The strange thing is that this distressing sign of the failure of governance is being used to whip up nationalistic hysteria to prevent factual and rational thinking. This undermines the capacity of citizens to make rational choices conducive to their welfare. The purpose of jingoistic propaganda is to ensure that people do not express their will through franchise, but vote according to the will of somebody else. No election conducted amid mass hysteria can be ‘free or fair’. The Election Commission is in denial of realities, even if it maintains otherwise. The prescription that electioneering shall stop 48 hours before voting takes place is meant to provide voters the serenity to think for themselves in a calm and collected fashion. But thinking does not take place in a vacuum; it is substantially influenced by what a person has been exposed to in the immediate past. It is naïve to assume that the potent effect of jingoistic propaganda will wear off in two days. Propaganda of this kind affords the party in power a huge advantage over its rivals. All the more so given the support it enjoys of a partisan media, augmented by an army of social media warriors who enjoy freedom to distort information.

Even this would not have proved so lethal, but for the disarray among the Opposition parties, which seem to not know who to fight.
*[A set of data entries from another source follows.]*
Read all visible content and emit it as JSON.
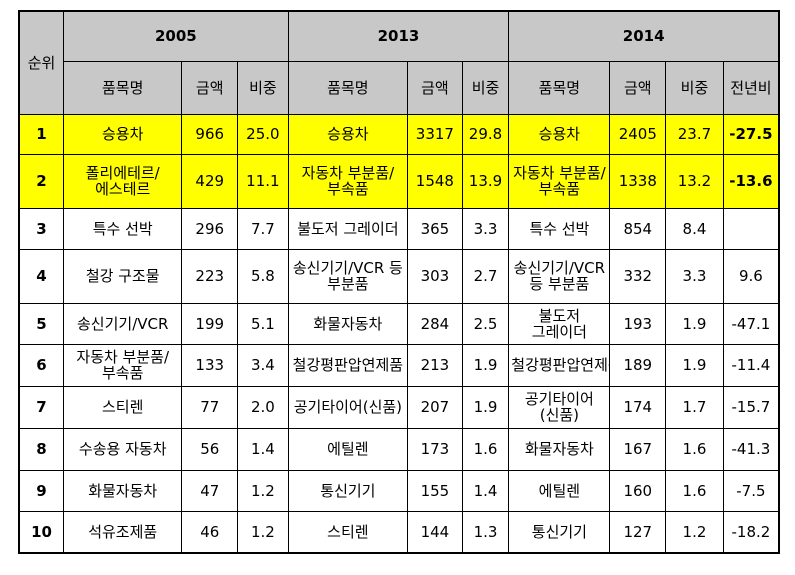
{
  "header": {
    "rank": "순위",
    "years": [
      "2005",
      "2013",
      "2014"
    ],
    "item": "품목명",
    "amount": "금액",
    "share": "비중",
    "yoy": "전년비"
  },
  "rows": [
    {
      "rank": "1",
      "i05": "승용차",
      "a05": "966",
      "s05": "25.0",
      "i13": "승용차",
      "a13": "3317",
      "s13": "29.8",
      "i14": "승용차",
      "a14": "2405",
      "s14": "23.7",
      "y14": "-27.5"
    },
    {
      "rank": "2",
      "i05": "폴리에테르/에스테르",
      "a05": "429",
      "s05": "11.1",
      "i13": "자동차 부분품/부속품",
      "a13": "1548",
      "s13": "13.9",
      "i14": "자동차 부분품/부속품",
      "a14": "1338",
      "s14": "13.2",
      "y14": "-13.6"
    },
    {
      "rank": "3",
      "i05": "특수 선박",
      "a05": "296",
      "s05": "7.7",
      "i13": "불도저 그레이더",
      "a13": "365",
      "s13": "3.3",
      "i14": "특수 선박",
      "a14": "854",
      "s14": "8.4",
      "y14": ""
    },
    {
      "rank": "4",
      "i05": "철강 구조물",
      "a05": "223",
      "s05": "5.8",
      "i13": "송신기기/VCR 등 부분품",
      "a13": "303",
      "s13": "2.7",
      "i14": "송신기기/VCR 등 부분품",
      "a14": "332",
      "s14": "3.3",
      "y14": "9.6"
    },
    {
      "rank": "5",
      "i05": "송신기기/VCR",
      "a05": "199",
      "s05": "5.1",
      "i13": "화물자동차",
      "a13": "284",
      "s13": "2.5",
      "i14": "불도저 그레이더",
      "a14": "193",
      "s14": "1.9",
      "y14": "-47.1"
    },
    {
      "rank": "6",
      "i05": "자동차 부분품/부속품",
      "a05": "133",
      "s05": "3.4",
      "i13": "철강평판압연제품",
      "a13": "213",
      "s13": "1.9",
      "i14": "철강평판압연제품",
      "a14": "189",
      "s14": "1.9",
      "y14": "-11.4"
    },
    {
      "rank": "7",
      "i05": "스티렌",
      "a05": "77",
      "s05": "2.0",
      "i13": "공기타이어(신품)",
      "a13": "207",
      "s13": "1.9",
      "i14": "공기타이어(신품)",
      "a14": "174",
      "s14": "1.7",
      "y14": "-15.7"
    },
    {
      "rank": "8",
      "i05": "수송용 자동차",
      "a05": "56",
      "s05": "1.4",
      "i13": "에틸렌",
      "a13": "173",
      "s13": "1.6",
      "i14": "화물자동차",
      "a14": "167",
      "s14": "1.6",
      "y14": "-41.3"
    },
    {
      "rank": "9",
      "i05": "화물자동차",
      "a05": "47",
      "s05": "1.2",
      "i13": "통신기기",
      "a13": "155",
      "s13": "1.4",
      "i14": "에틸렌",
      "a14": "160",
      "s14": "1.6",
      "y14": "-7.5"
    },
    {
      "rank": "10",
      "i05": "석유조제품",
      "a05": "46",
      "s05": "1.2",
      "i13": "스티렌",
      "a13": "144",
      "s13": "1.3",
      "i14": "통신기기",
      "a14": "127",
      "s14": "1.2",
      "y14": "-18.2"
    }
  ]
}
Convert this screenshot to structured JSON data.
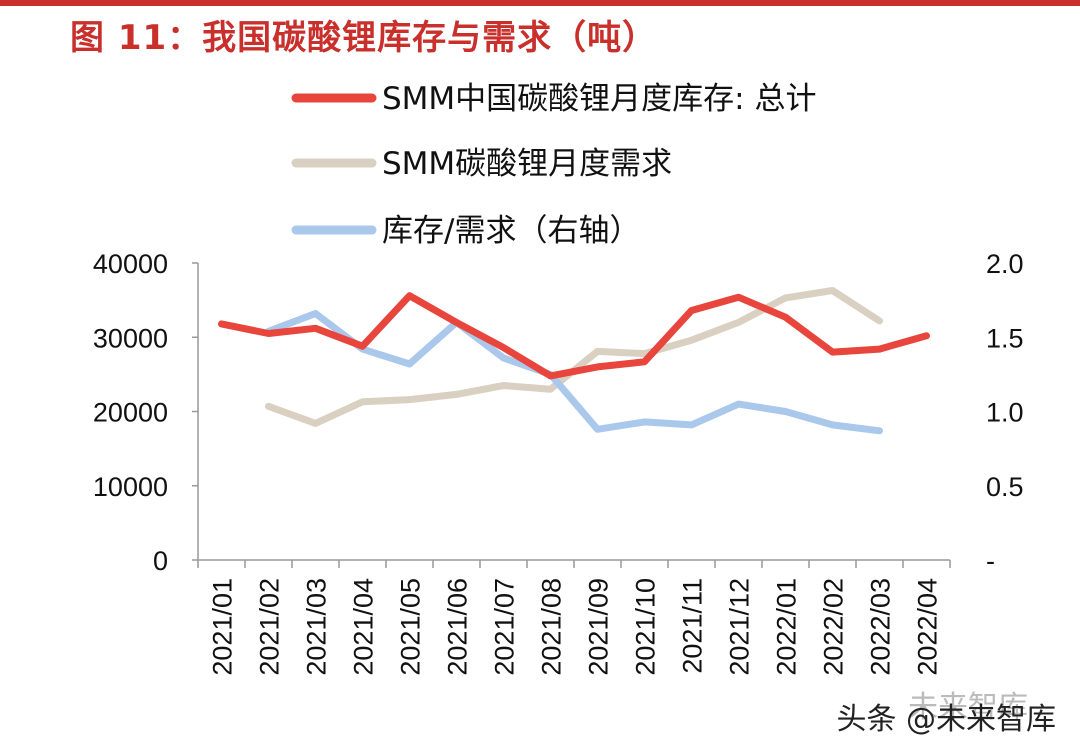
{
  "title": "图 11：我国碳酸锂库存与需求（吨）",
  "watermark": "头条 @未来智库",
  "watermark_faint": "未来智库",
  "colors": {
    "title": "#c9302c",
    "inventory": "#e8453c",
    "demand": "#d9d0c1",
    "ratio": "#a9c8ec"
  },
  "chart_data": {
    "type": "line",
    "x": [
      "2021/01",
      "2021/02",
      "2021/03",
      "2021/04",
      "2021/05",
      "2021/06",
      "2021/07",
      "2021/08",
      "2021/09",
      "2021/10",
      "2021/11",
      "2021/12",
      "2022/01",
      "2022/02",
      "2022/03",
      "2022/04"
    ],
    "y_left": {
      "range": [
        0,
        40000
      ],
      "ticks": [
        "0",
        "10000",
        "20000",
        "30000",
        "40000"
      ]
    },
    "y_right": {
      "range": [
        0,
        2.0
      ],
      "ticks": [
        "-",
        "0.5",
        "1.0",
        "1.5",
        "2.0"
      ]
    },
    "legend_position": "top",
    "series": [
      {
        "name": "SMM中国碳酸锂月度库存: 总计",
        "axis": "left",
        "color": "#e8453c",
        "values": [
          31800,
          30500,
          31200,
          28800,
          35600,
          32000,
          28600,
          24800,
          26000,
          26700,
          33600,
          35400,
          32700,
          28000,
          28400,
          30200
        ]
      },
      {
        "name": "SMM碳酸锂月度需求",
        "axis": "left",
        "color": "#d9d0c1",
        "values": [
          null,
          20700,
          18400,
          21300,
          21600,
          22300,
          23500,
          23000,
          28100,
          27800,
          29600,
          32000,
          35300,
          36300,
          32200,
          null
        ]
      },
      {
        "name": "库存/需求（右轴）",
        "axis": "right",
        "color": "#a9c8ec",
        "values": [
          null,
          1.54,
          1.66,
          1.42,
          1.32,
          1.6,
          1.36,
          1.25,
          0.88,
          0.93,
          0.91,
          1.05,
          1.0,
          0.91,
          0.87,
          null
        ]
      }
    ]
  }
}
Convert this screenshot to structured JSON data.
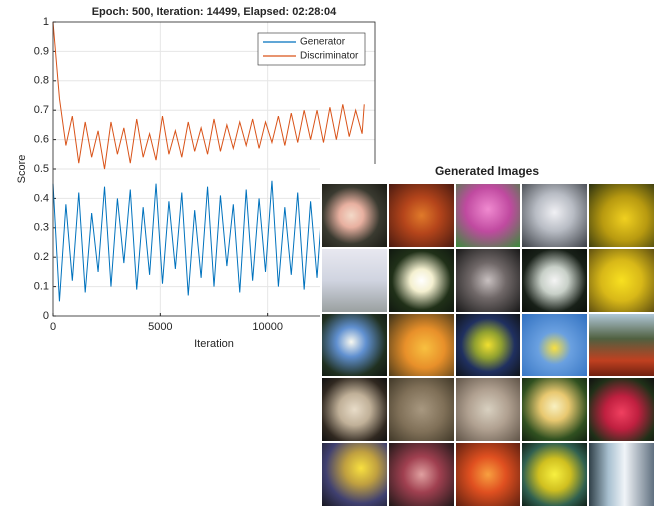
{
  "chart_data": {
    "type": "line",
    "title": "Epoch: 500, Iteration: 14499, Elapsed: 02:28:04",
    "x_label": "Iteration",
    "y_label": "Score",
    "x": [
      0,
      300,
      600,
      900,
      1200,
      1500,
      1800,
      2100,
      2400,
      2700,
      3000,
      3300,
      3600,
      3900,
      4200,
      4500,
      4800,
      5100,
      5400,
      5700,
      6000,
      6300,
      6600,
      6900,
      7200,
      7500,
      7800,
      8100,
      8400,
      8700,
      9000,
      9300,
      9600,
      9900,
      10200,
      10500,
      10800,
      11100,
      11400,
      11700,
      12000,
      12300,
      12600,
      12900,
      13200,
      13500,
      13800,
      14100,
      14400,
      14499
    ],
    "series": [
      {
        "name": "Generator",
        "color": "#0072bd",
        "values": [
          0.45,
          0.05,
          0.38,
          0.12,
          0.42,
          0.08,
          0.35,
          0.15,
          0.44,
          0.1,
          0.4,
          0.18,
          0.43,
          0.09,
          0.37,
          0.14,
          0.45,
          0.11,
          0.39,
          0.16,
          0.42,
          0.07,
          0.36,
          0.13,
          0.44,
          0.1,
          0.41,
          0.17,
          0.38,
          0.08,
          0.43,
          0.12,
          0.4,
          0.15,
          0.46,
          0.1,
          0.37,
          0.14,
          0.42,
          0.09,
          0.39,
          0.13,
          0.44,
          0.11,
          0.36,
          0.16,
          0.41,
          0.1,
          0.38,
          0.13
        ]
      },
      {
        "name": "Discriminator",
        "color": "#d95319",
        "values": [
          1.0,
          0.74,
          0.58,
          0.68,
          0.52,
          0.66,
          0.54,
          0.63,
          0.5,
          0.66,
          0.55,
          0.64,
          0.52,
          0.67,
          0.54,
          0.62,
          0.53,
          0.68,
          0.55,
          0.63,
          0.54,
          0.66,
          0.56,
          0.64,
          0.55,
          0.67,
          0.56,
          0.65,
          0.57,
          0.66,
          0.58,
          0.67,
          0.57,
          0.66,
          0.59,
          0.68,
          0.58,
          0.69,
          0.59,
          0.7,
          0.6,
          0.7,
          0.59,
          0.71,
          0.6,
          0.72,
          0.61,
          0.7,
          0.62,
          0.72
        ]
      }
    ],
    "xlim": [
      0,
      15000
    ],
    "xticks": [
      0,
      5000,
      10000
    ],
    "ylim": [
      0,
      1
    ],
    "yticks": [
      0,
      0.1,
      0.2,
      0.3,
      0.4,
      0.5,
      0.6,
      0.7,
      0.8,
      0.9,
      1
    ],
    "grid": true,
    "legend": "top-right"
  },
  "image_panel": {
    "title": "Generated Images"
  }
}
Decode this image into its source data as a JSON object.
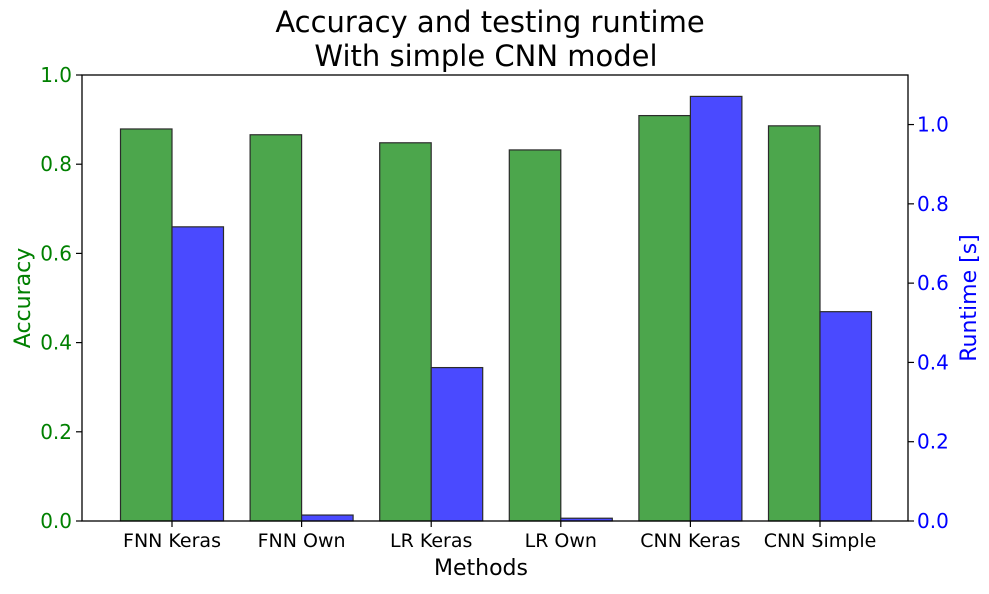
{
  "chart_data": {
    "type": "bar",
    "title_line1": "Accuracy and testing runtime",
    "title_line2": "With simple CNN model",
    "xlabel": "Methods",
    "categories": [
      "FNN Keras",
      "FNN Own",
      "LR Keras",
      "LR Own",
      "CNN Keras",
      "CNN Simple"
    ],
    "left_axis": {
      "label": "Accuracy",
      "color": "#008000",
      "ylim": [
        0,
        1.0
      ],
      "ticks": [
        "0.0",
        "0.2",
        "0.4",
        "0.6",
        "0.8",
        "1.0"
      ]
    },
    "right_axis": {
      "label": "Runtime [s]",
      "color": "#0000ff",
      "ylim": [
        0,
        1.125
      ],
      "ticks": [
        "0.0",
        "0.2",
        "0.4",
        "0.6",
        "0.8",
        "1.0"
      ]
    },
    "series": [
      {
        "axis": "left",
        "color": "#4ca64c",
        "values": [
          0.879,
          0.866,
          0.848,
          0.832,
          0.909,
          0.886
        ]
      },
      {
        "axis": "right",
        "color": "#4a4aff",
        "values": [
          0.742,
          0.015,
          0.387,
          0.007,
          1.071,
          0.528
        ]
      }
    ],
    "grid": false
  }
}
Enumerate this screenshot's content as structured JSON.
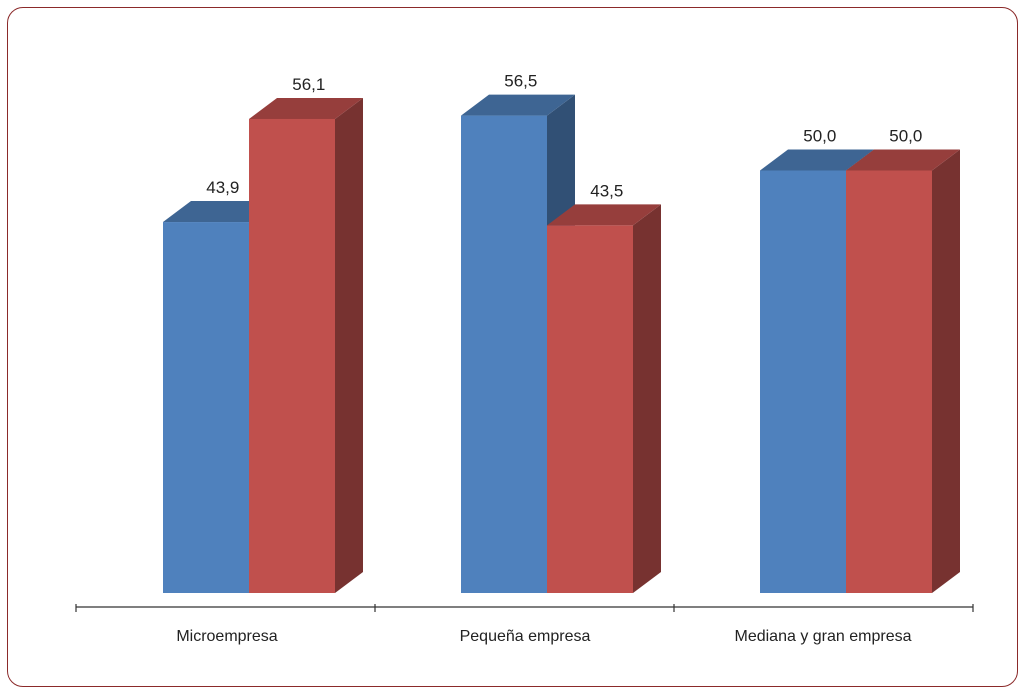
{
  "chart_data": {
    "type": "bar",
    "categories": [
      "Microempresa",
      "Pequeña empresa",
      "Mediana y gran empresa"
    ],
    "series": [
      {
        "values": [
          43.9,
          56.5,
          50.0
        ],
        "labels": [
          "43,9",
          "56,5",
          "50,0"
        ],
        "color": "#4f81bd"
      },
      {
        "values": [
          56.1,
          43.5,
          50.0
        ],
        "labels": [
          "56,1",
          "43,5",
          "50,0"
        ],
        "color": "#c0504d"
      }
    ],
    "ylim": [
      0,
      60
    ],
    "grid": false,
    "legend": "none",
    "style": "3d-column"
  }
}
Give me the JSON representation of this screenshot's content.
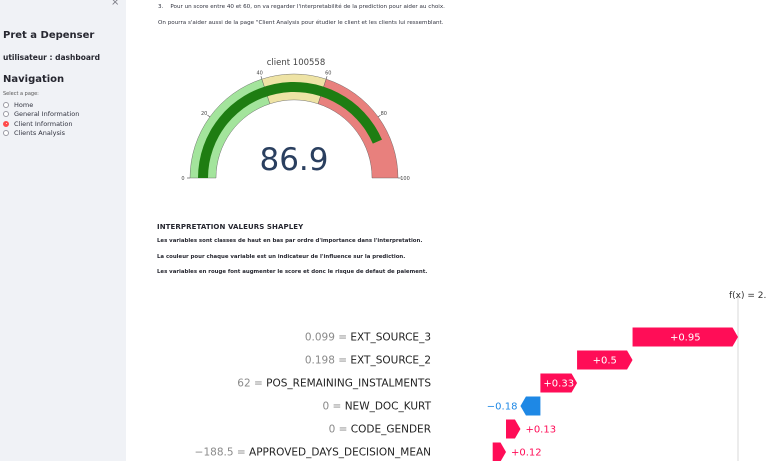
{
  "sidebar": {
    "close_glyph": "×",
    "title": "Pret a Depenser",
    "user": "utilisateur : dashboard",
    "nav_title": "Navigation",
    "select_label": "Select a page:",
    "items": [
      {
        "label": "Home",
        "selected": false
      },
      {
        "label": "General Information",
        "selected": false
      },
      {
        "label": "Client Information",
        "selected": true
      },
      {
        "label": "Clients Analysis",
        "selected": false
      }
    ],
    "accent_color": "#ff4b4b"
  },
  "main": {
    "step_number": "3.",
    "step_text": "Pour un score entre 40 et 60, on va regarder l'interpretabilité de la prediction pour aider au choix.",
    "aide_text": "On pourra s'aider aussi de la page \"Client Analysis pour étudier le client et les clients lui ressemblant.",
    "gauge": {
      "title": "client 100558",
      "value": 86.9,
      "value_text": "86.9",
      "min": 0,
      "max": 100,
      "ticks": [
        "0",
        "20",
        "40",
        "60",
        "80",
        "100"
      ],
      "ranges": [
        {
          "from": 0,
          "to": 40,
          "color": "#a3e49c"
        },
        {
          "from": 40,
          "to": 60,
          "color": "#eee3a5"
        },
        {
          "from": 60,
          "to": 100,
          "color": "#e8807d"
        }
      ],
      "bar_color": "#1e7d12"
    },
    "shap": {
      "title": "INTERPRETATION VALEURS SHAPLEY",
      "lines": [
        "Les variables sont classes de haut en bas par ordre d'importance dans l'interpretation.",
        "La couleur pour chaque variable est un indicateur de l'influence sur la prediction.",
        "Les variables en rouge font augmenter le score et donc le risque de defaut de paiement."
      ]
    }
  },
  "chart_data": {
    "type": "bar",
    "title": "",
    "fx_label": "f(x) = 2.",
    "positive_color": "#ff0d57",
    "negative_color": "#1e88e5",
    "features": [
      {
        "value": "0.099",
        "name": "EXT_SOURCE_3",
        "shap": 0.95,
        "label": "+0.95"
      },
      {
        "value": "0.198",
        "name": "EXT_SOURCE_2",
        "shap": 0.5,
        "label": "+0.5"
      },
      {
        "value": "62",
        "name": "POS_REMAINING_INSTALMENTS",
        "shap": 0.33,
        "label": "+0.33"
      },
      {
        "value": "0",
        "name": "NEW_DOC_KURT",
        "shap": -0.18,
        "label": "−0.18"
      },
      {
        "value": "0",
        "name": "CODE_GENDER",
        "shap": 0.13,
        "label": "+0.13"
      },
      {
        "value": "−188.5",
        "name": "APPROVED_DAYS_DECISION_MEAN",
        "shap": 0.12,
        "label": "+0.12"
      }
    ]
  }
}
Much of the impact of Mr. Modi’s speeches stems from the Opposition’s immaturity and irresponsibility. As of now, these parties seem to lack vision and consistency. When a voter, as yet unsettled by pro-Modi propaganda, weighs her options before deciding who to vote for, she is likely to wonder if there is a viable alternative to endorse.

An irresponsible campaign

Elections must be fought on real-life issues. To fight is to stay focused. The outcome of staying focused is that the public are educated on the ground realities vis-à-vis the issues that concern them. Only within such a framework can alternatives be identified.

Instead, the energy in the present electioneering has gone into generating waves of mutual acrimony. The alleged inferiority of Opposition parties does not alleviate the deprivations of the people. The sole point on which the present electioneering is strategised is that people have no alternative other than oneself. Parties vie with each other in proving that all are vile and unworthy. Neither formation offers anything convincingly positive to decide rationally which way to turn.

But this one thing I know: the Modi show is based on violence and malevolence — linguistic, sentimental, ideological and communal. His idea of patriotism is no more than hostility towards Pakistan. But time will prove that reducing the outcome of the world’s largest democratic franchise to settling scores with a neighbouring country, in utter indifference to pan-Indian lived realities, is at once idiotic and irresponsible.